One may add chlorine gas (Cl2) to caustic soda (NaOH). When this is done, sodium hypochlorite, water (H2O) and salt (NaCl) are produced according to the following reaction:
Cl2 + 2NaOH + → NaOCl + NaCl + H2O
By adding hypochlorite to water, hypochlorous acid (HOCl) is formed:
NaOCl + H2O → HOCl + NaOH–
Hypochlorous acid is divided into hydrochloric acid (HCl) and oxygen (O).
Sodium hypochlorite is effective against bacteria, viruses and fungi.
Feb 2016 MCAS.
ATP molecules in cells undergo a process called hydrolysis. The equation below represents this process.
ATP + H2O → ADP + Pi
( Pi = inorganic phosphate)
What always happens within cells as a result of ATP hydrolysis?
A. Water is produced.
B. Chemical energy is released.
C. Phosphorus atoms are used up.
D. Carbohydrate building blocks are formed.
Feb 2017 MCAS.
Some bacteria produce cellulase, a substance that speeds up the breakdown
of cellulose in plant cell walls. Cellulase is an example of which of the following?
A. a carbohydrate . B. an enzyme . C. a hormone . D. an organelle
Feb 2017 MCAS. Protein pumps actively transport ions across a cell’s plasma membrane.

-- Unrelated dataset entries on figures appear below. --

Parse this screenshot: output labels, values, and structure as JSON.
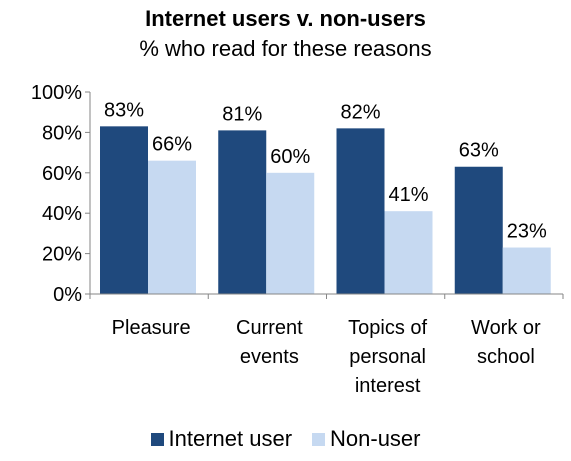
{
  "chart_data": {
    "type": "bar",
    "title": "Internet users v. non-users",
    "subtitle": "% who read for these reasons",
    "categories": [
      [
        "Pleasure"
      ],
      [
        "Current",
        "events"
      ],
      [
        "Topics of",
        "personal",
        "interest"
      ],
      [
        "Work or",
        "school"
      ]
    ],
    "series": [
      {
        "name": "Internet user",
        "color": "#1f497d",
        "values": [
          83,
          81,
          82,
          63
        ],
        "labels": [
          "83%",
          "81%",
          "82%",
          "63%"
        ]
      },
      {
        "name": "Non-user",
        "color": "#c6d9f1",
        "values": [
          66,
          60,
          41,
          23
        ],
        "labels": [
          "66%",
          "60%",
          "41%",
          "23%"
        ]
      }
    ],
    "ylim": [
      0,
      100
    ],
    "yticks": [
      0,
      20,
      40,
      60,
      80,
      100
    ],
    "ytick_labels": [
      "0%",
      "20%",
      "40%",
      "60%",
      "80%",
      "100%"
    ],
    "grid": false,
    "legend": "bottom"
  }
}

What molecule directly supplies the energy required for this transport?
A. ATP . B. cholesterol . C. oxygen . D. tRNA
8.MS-PS1-1. Develop a model to describe that (a) atoms combine in a multitude of ways to
produce pure substances which make up all of the living and nonliving things that we
encounter, (b) atoms form molecules and compounds that range in size from two to
thousands of atoms, and (c) mixtures are composed of different proportions of pure
Clarification Statement: Examples of molecular-level models could include drawings, three-dimensional ball and stick structures, and computer representations showing different molecules with different types of atoms.
HS-LS1-6. Construct an explanation based on evidence that organic molecules are primarily composed of six elements, where carbon, hydrogen, and oxygen atoms may combine with nitrogen, sulfur, and phosphorus to form monomers that can further combine to form large carbon-based macromolecules.

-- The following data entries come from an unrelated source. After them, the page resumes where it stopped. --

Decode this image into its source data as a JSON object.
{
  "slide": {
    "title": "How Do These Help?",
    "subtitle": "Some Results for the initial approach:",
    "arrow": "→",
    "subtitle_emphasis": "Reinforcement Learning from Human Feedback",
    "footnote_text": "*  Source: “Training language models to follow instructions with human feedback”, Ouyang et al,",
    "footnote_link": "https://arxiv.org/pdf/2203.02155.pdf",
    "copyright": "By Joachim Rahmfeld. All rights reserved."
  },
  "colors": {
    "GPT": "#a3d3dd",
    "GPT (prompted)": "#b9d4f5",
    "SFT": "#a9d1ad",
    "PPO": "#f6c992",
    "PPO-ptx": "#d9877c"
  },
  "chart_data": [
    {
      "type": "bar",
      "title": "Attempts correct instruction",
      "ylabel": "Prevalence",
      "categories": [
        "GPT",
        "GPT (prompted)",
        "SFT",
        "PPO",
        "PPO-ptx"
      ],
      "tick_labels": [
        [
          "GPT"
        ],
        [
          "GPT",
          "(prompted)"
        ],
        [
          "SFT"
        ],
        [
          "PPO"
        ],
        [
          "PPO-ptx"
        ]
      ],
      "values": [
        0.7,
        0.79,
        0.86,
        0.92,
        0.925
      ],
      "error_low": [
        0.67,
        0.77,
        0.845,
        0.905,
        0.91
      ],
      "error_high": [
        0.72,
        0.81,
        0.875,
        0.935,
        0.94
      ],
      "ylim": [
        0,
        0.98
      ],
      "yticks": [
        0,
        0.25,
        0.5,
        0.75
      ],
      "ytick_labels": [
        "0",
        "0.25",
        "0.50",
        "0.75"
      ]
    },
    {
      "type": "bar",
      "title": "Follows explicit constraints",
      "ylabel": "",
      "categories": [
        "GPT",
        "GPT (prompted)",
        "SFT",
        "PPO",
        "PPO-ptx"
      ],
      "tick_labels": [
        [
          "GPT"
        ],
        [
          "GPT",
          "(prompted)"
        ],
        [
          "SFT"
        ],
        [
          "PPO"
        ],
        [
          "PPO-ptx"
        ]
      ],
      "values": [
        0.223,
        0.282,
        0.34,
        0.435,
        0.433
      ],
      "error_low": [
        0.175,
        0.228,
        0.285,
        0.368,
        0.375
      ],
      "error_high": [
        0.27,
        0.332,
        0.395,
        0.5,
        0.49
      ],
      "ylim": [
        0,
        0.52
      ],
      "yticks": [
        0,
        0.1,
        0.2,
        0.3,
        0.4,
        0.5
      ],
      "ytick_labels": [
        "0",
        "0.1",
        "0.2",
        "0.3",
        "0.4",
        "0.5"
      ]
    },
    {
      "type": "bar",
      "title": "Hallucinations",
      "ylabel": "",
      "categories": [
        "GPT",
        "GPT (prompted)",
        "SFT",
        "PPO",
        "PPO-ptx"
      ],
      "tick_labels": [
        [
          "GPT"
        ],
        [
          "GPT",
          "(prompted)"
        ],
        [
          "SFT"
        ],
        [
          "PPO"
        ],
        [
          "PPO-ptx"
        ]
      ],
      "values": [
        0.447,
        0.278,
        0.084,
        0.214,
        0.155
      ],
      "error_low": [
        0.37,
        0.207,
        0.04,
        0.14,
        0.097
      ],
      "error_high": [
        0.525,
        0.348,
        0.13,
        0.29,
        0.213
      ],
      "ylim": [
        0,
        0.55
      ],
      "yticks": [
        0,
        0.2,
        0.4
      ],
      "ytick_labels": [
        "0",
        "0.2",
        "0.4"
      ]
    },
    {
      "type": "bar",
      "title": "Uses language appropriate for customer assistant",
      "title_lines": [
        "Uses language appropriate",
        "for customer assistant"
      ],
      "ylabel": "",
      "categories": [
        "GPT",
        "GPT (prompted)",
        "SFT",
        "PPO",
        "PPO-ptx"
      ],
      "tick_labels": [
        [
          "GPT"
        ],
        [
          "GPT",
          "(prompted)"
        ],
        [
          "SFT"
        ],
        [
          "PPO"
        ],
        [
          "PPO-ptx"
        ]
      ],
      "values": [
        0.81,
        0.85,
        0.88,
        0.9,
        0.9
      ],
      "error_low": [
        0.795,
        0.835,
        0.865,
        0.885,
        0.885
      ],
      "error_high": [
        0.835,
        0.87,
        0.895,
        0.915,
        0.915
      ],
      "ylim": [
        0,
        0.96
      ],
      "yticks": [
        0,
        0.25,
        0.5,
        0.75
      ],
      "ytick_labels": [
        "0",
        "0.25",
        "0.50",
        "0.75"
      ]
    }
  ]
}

• Monomers include amino acids, mono- and disaccharides, nucleotides, and fatty acids.
• Organic macromolecules include proteins, carbohydrates (polysaccharides), nucleic acids, and lipids.
Disciplinary Core Idea Progression Matrix: PS1.A Structure of matter
That matter is composed of atoms and molecules can be used to explain the properties of substances, diversity of materials, how mixtures will interact, states of matter, phase changes, and conservation of matter.